Grieving Santa Rosa family reclaims old ways, brings son’s body home to say good-bye
When Carl Hamilton got the news that every parent dreads, his fatherly instinct kicked in. His son Chris was lying alone at the Sonoma County Coroner’s Office, the victim of a middle-of-the-night car crash. Against all modern convention, Hamilton decided he would not send his firstborn to a mortuary. Instead, he claimed the young man’s body and drove him home.
For three days and two nights Chris Hamilton lay in a simple hand-assembled wooden box in his parents’ Santa Rosa living room. Friends and family gathered beside him, experiencing their grief within the same modest tract house where Chris, a Giants and Green Bay Packers fan and Le Cordon Bleau-trained cook, had grown up.
They talked, shared stories, brought mementos and totems and shed tears. Carl Hamilton and other family members slept in the living room to be near their Chris, named for the storybook character Christopher Robin. In his 35 years, he had grown into a burly man of 6-foot 2 with a big smile, a wicked sense of humor and a compassionate heart.
The Hamiltons opted for an old-fashioned wake or home viewing, where a family spends intimate mourning time with their loved one. These kinds of funerals were once a common practice in American homes, often with women in the community assisting in “laying out the dead.” But with the increasing popularity of embalming and the professionalization of the funeral industry, family death rituals began to change.

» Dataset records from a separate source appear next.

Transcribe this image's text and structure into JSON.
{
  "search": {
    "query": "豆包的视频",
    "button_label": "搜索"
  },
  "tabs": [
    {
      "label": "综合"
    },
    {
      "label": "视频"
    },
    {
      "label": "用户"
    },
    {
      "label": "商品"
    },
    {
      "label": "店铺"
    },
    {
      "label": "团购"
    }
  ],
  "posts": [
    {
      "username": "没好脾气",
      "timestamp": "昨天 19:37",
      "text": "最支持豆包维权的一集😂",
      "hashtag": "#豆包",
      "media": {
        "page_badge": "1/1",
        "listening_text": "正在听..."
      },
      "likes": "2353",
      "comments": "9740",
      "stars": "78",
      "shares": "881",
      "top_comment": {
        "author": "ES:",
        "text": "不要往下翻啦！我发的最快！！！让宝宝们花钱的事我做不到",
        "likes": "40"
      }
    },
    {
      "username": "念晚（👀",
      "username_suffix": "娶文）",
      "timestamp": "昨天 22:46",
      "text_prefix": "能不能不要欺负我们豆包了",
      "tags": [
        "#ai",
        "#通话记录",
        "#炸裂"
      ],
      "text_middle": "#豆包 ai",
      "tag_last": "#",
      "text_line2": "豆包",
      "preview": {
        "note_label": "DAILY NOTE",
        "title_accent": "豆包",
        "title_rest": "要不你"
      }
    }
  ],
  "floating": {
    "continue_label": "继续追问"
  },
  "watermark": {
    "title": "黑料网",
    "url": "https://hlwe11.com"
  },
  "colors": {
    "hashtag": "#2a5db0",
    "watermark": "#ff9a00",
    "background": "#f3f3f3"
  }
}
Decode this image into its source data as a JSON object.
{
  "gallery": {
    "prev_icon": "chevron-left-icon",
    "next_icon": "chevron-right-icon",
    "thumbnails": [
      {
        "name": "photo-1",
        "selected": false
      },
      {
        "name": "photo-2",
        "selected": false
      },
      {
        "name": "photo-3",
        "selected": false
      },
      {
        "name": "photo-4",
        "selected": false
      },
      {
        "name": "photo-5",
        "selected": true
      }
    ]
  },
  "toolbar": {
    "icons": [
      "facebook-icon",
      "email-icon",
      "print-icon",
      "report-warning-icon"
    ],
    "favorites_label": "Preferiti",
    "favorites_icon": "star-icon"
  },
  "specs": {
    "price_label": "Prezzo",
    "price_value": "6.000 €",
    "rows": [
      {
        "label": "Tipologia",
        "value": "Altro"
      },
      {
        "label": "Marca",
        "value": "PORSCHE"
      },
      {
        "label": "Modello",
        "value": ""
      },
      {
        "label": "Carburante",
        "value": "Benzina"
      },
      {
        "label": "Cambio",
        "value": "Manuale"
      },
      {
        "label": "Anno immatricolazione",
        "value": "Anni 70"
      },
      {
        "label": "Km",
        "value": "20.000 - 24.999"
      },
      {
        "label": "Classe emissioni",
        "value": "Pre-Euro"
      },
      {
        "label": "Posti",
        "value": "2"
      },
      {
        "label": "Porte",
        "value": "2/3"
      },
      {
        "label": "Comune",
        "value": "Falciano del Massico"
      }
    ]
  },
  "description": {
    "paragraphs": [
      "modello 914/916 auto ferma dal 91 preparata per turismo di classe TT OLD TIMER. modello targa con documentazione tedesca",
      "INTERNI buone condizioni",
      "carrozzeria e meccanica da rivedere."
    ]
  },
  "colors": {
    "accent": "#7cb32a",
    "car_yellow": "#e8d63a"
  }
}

At a time when most people “make arrangements” with a mortuary to deal with remains, the Hamiltons dialed back to the old ways in caring for Chris themselves. They oversaw every step, from making his box in the family garage and adorning it with art and messages, to transporting him to the crematorium where they sang songs and held their own service before bidding him good-bye and pushing his box into the flames. Virtually the entire family — three generations — participated.
“I wanted to slow things down. I hate funerals, the ones I’ve been to. I wanted my son home,” said Hamilton, a longtime director in community theater and currently a drama teacher at Cardinal Newman High School.
Soothe broken heart
It was, he reflected, like another production but one that, in its way, helped soothe his broken heart.
Just as women began reclaiming childbirth from strictly clinical hospital settings to home births, natural childbirth and birthing centers, an increasing number of people like the Hamiltons are reclaiming death rituals in ways that are more personal. It’s spawning a niche of services and products for home funerals and green burials, from shrouds to body oils to biodegradable boxes and urns. Increasing numbers of people are craving more control of the mourning experience, and see it a more normal way of dealing with the remains of a loved one, and a healthier way of experiencing their grief.
“I think we’re still just at the tip of the wave,” said Jerrigrace Lyons, who in the 1990s founded a group called now called Final Passages, to educate people about how to do their own home funeral and to provide support. The Sebastopol advocate is now a part of a larger organization, the National Home Funeral Alliance, which has grown to include members throughout the U.S., Canada, New Zealand and Great Britain.